# New Ceramic Coatings on Old Stoves



## 1RadCJ (Oct 13, 2015)

I am sure this has been asked already, but is there any way to refinish an old VC's ceramic paint job?  My Vigilant runs great but the gray paint is really starting to chip and flake off.  Needs to be redone completely, not touched up.  What about sending it out to somewhere like a powdercoat company? 

Thanks.


----------



## Ashful (Oct 14, 2015)

One member had a new BK Ashford custom enameled in red last year.  Wasn't cheap, but looked fantastic.  I bet the search function would turn it up pretty quick.

Alternatively, Stove Brite paint is the common solution to old stoves in need of repaint.  I had one that looked great, until a year ago.

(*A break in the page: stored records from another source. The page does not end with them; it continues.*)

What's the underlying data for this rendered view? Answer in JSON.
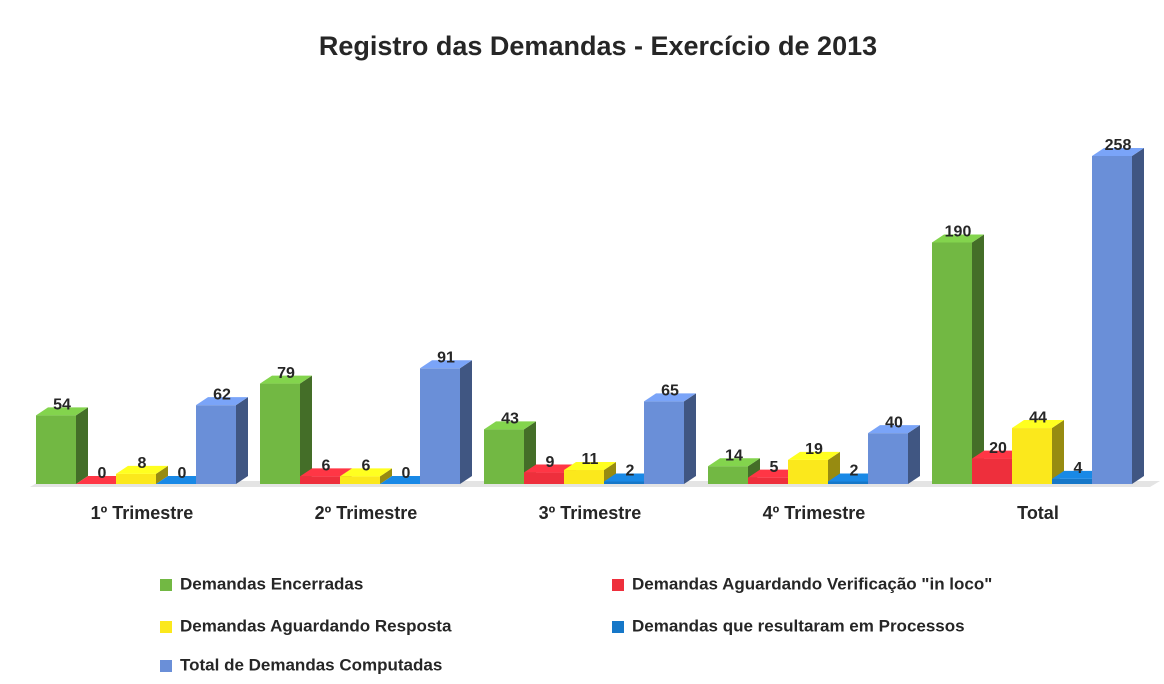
{
  "chart_data": {
    "type": "bar3d",
    "title": "Registro das Demandas - Exercício de 2013",
    "categories": [
      "1º Trimestre",
      "2º Trimestre",
      "3º Trimestre",
      "4º Trimestre",
      "Total"
    ],
    "series": [
      {
        "name": "Demandas Encerradas",
        "color": "#72b843",
        "values": [
          54,
          79,
          43,
          14,
          190
        ]
      },
      {
        "name": "Demandas Aguardando Verificação \"in loco\"",
        "color": "#ee2f3c",
        "values": [
          0,
          6,
          9,
          5,
          20
        ]
      },
      {
        "name": "Demandas Aguardando Resposta",
        "color": "#fbe81c",
        "values": [
          8,
          6,
          11,
          19,
          44
        ]
      },
      {
        "name": "Demandas que resultaram em Processos",
        "color": "#1677c8",
        "values": [
          0,
          0,
          2,
          2,
          4
        ]
      },
      {
        "name": "Total de Demandas Computadas",
        "color": "#6a8fd8",
        "values": [
          62,
          91,
          65,
          40,
          258
        ]
      }
    ],
    "legend": "bottom"
  }
}
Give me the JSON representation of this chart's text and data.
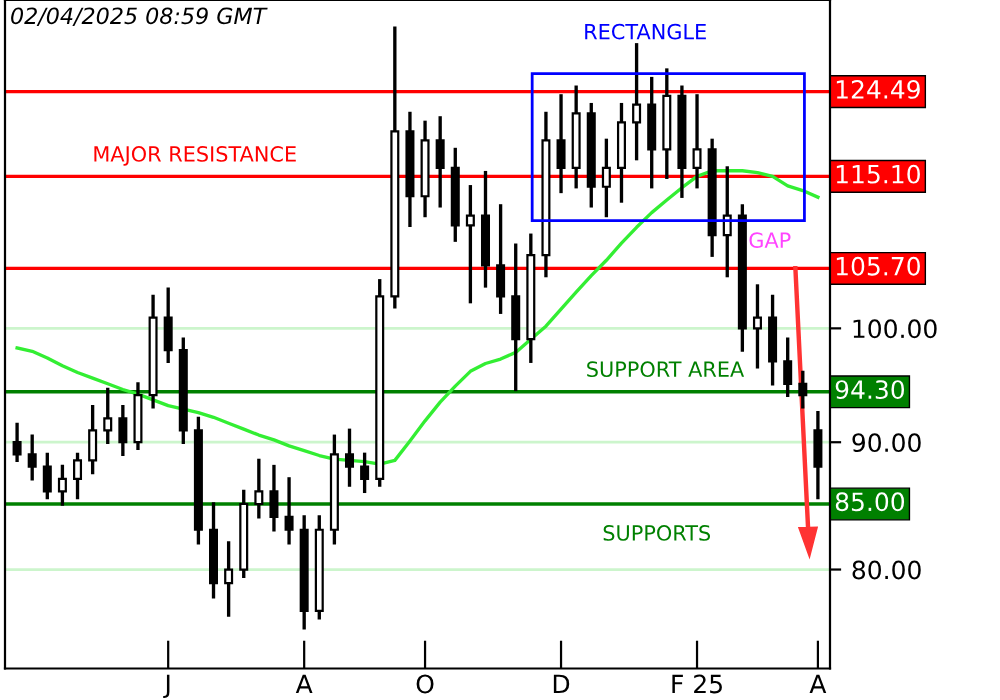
{
  "chart_data": {
    "type": "candlestick",
    "categories": [
      null,
      null,
      null,
      null,
      null,
      null,
      null,
      null,
      null,
      null,
      "J",
      null,
      null,
      null,
      null,
      null,
      null,
      null,
      null,
      "A",
      null,
      null,
      null,
      null,
      null,
      null,
      null,
      "O",
      null,
      null,
      null,
      null,
      null,
      null,
      null,
      null,
      "D",
      null,
      null,
      null,
      null,
      null,
      null,
      null,
      null,
      "F 25",
      null,
      null,
      null,
      null,
      null,
      null,
      null,
      "A"
    ],
    "ohlc": [
      [
        90,
        91.5,
        88.5,
        89
      ],
      [
        89,
        90.5,
        87,
        88
      ],
      [
        88,
        89,
        85.5,
        86
      ],
      [
        86,
        88,
        85,
        87
      ],
      [
        87,
        89,
        85.5,
        88.5
      ],
      [
        88.5,
        93,
        87.5,
        91
      ],
      [
        91,
        94.5,
        90,
        92
      ],
      [
        92,
        93,
        89,
        90
      ],
      [
        90,
        95,
        89.5,
        94
      ],
      [
        94,
        103,
        93,
        101
      ],
      [
        101,
        103.7,
        97,
        98
      ],
      [
        98,
        99,
        90,
        91
      ],
      [
        91,
        92,
        82,
        83
      ],
      [
        83,
        85,
        78,
        79
      ],
      [
        79,
        82,
        76.7,
        80
      ],
      [
        80,
        86,
        79.5,
        85
      ],
      [
        85,
        88.5,
        84,
        86
      ],
      [
        86,
        88,
        83,
        84
      ],
      [
        84,
        87,
        82,
        83
      ],
      [
        83,
        84,
        75.8,
        77
      ],
      [
        77,
        84,
        76.5,
        83
      ],
      [
        83,
        90.5,
        82,
        89
      ],
      [
        89,
        91,
        86.5,
        88
      ],
      [
        88,
        89,
        86,
        87
      ],
      [
        87,
        104.5,
        86.5,
        103
      ],
      [
        103,
        132,
        102,
        120
      ],
      [
        120,
        122,
        110,
        113
      ],
      [
        113,
        121,
        111,
        119
      ],
      [
        119,
        121.5,
        112,
        116
      ],
      [
        116,
        118,
        108.5,
        110
      ],
      [
        110,
        114,
        102.5,
        111
      ],
      [
        111,
        115.5,
        104,
        106
      ],
      [
        106,
        112,
        101.5,
        103
      ],
      [
        103,
        108,
        94.5,
        99
      ],
      [
        99,
        109,
        97,
        107
      ],
      [
        107,
        122,
        105,
        119
      ],
      [
        119,
        124,
        113.5,
        116
      ],
      [
        116,
        125,
        114,
        122
      ],
      [
        122,
        123,
        112,
        114
      ],
      [
        114,
        119,
        111,
        116
      ],
      [
        116,
        123,
        112.5,
        121
      ],
      [
        121,
        130,
        117,
        123
      ],
      [
        123,
        126,
        114,
        118
      ],
      [
        118,
        127,
        115,
        124
      ],
      [
        124,
        125,
        113,
        116
      ],
      [
        116,
        124,
        114,
        118
      ],
      [
        118,
        119,
        107,
        109
      ],
      [
        109,
        116,
        105,
        111
      ],
      [
        111,
        112,
        98,
        100
      ],
      [
        100,
        104,
        96.5,
        101
      ],
      [
        101,
        103,
        95,
        97
      ],
      [
        97,
        99,
        94,
        95
      ],
      [
        95,
        96,
        93,
        94
      ],
      [
        91,
        92.5,
        85.5,
        88
      ]
    ],
    "series": [
      {
        "type": "line",
        "color": "#33ee33",
        "values": [
          98.2,
          97.9,
          97.3,
          96.6,
          96.0,
          95.5,
          95.0,
          94.5,
          94.1,
          93.6,
          93.1,
          92.8,
          92.5,
          92.1,
          91.6,
          91.1,
          90.6,
          90.2,
          89.7,
          89.3,
          88.9,
          88.6,
          88.5,
          88.4,
          88.2,
          88.5,
          90.1,
          91.8,
          93.4,
          94.8,
          96.1,
          96.8,
          97.2,
          97.8,
          99.0,
          100.2,
          101.8,
          103.4,
          105.0,
          106.5,
          108.2,
          109.8,
          111.3,
          112.6,
          113.9,
          115.1,
          115.7,
          115.7,
          115.7,
          115.5,
          115.1,
          114.1,
          113.6,
          112.9
        ]
      }
    ],
    "log": true,
    "ylim": [
      73,
      135.5
    ],
    "yticks": [
      {
        "value": 80,
        "label": "80.00"
      },
      {
        "value": 90,
        "label": "90.00"
      },
      {
        "value": 100,
        "label": "100.00"
      }
    ],
    "grid": "y",
    "legend": false,
    "ref_lines": [
      {
        "axis": "y",
        "value": 124.49,
        "label": "124.49",
        "color": "#ff0000"
      },
      {
        "axis": "y",
        "value": 115.1,
        "label": "115.10",
        "color": "#ff0000"
      },
      {
        "axis": "y",
        "value": 105.7,
        "label": "105.70",
        "color": "#ff0000"
      },
      {
        "axis": "y",
        "value": 94.3,
        "label": "94.30",
        "color": "#008000"
      },
      {
        "axis": "y",
        "value": 85.0,
        "label": "85.00",
        "color": "#008000"
      }
    ],
    "annotations": [
      "02/04/2025 08:59 GMT",
      "MAJOR RESISTANCE",
      "RECTANGLE",
      "GAP",
      "SUPPORT AREA",
      "SUPPORTS"
    ]
  }
}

Never heard of anyone using powder coat on a stove, but I'm not an expert on powder coating, so who knows?


----------



## begreen (Oct 14, 2015)

The old porcelain finish would need to be shot blasted off the stove to get to bare metal. Then you have the option of painting it or having it re-enameled. The latter is definitely more costly.


----------



## BlueRidgeMark (Oct 17, 2015)

There are powder coatings which would survive a stove's heat.  I've seen some rated to 1200 degrees.    I doubt this is a DIY project.   Cleaning and painting could be done at home.


----------



## 1RadCJ (Nov 2, 2015)

Thanks for the replies.  A computer crash delayed my response.  I looked into powder coating and didn't find anyone willing to do a stove.  Be nice to know of a company that does enameling.  I did a quick search for the Ashford thread but didn't find anything.   Will keep looking.  Thanks again.


----------



## begreen (Nov 2, 2015)

Check around the country for companies that do large scale cast iron enameling. Get quotes.
http://thompsonenamel.com/
http://www.porcelain-industries.com/

Also, have you contacted VC?


----------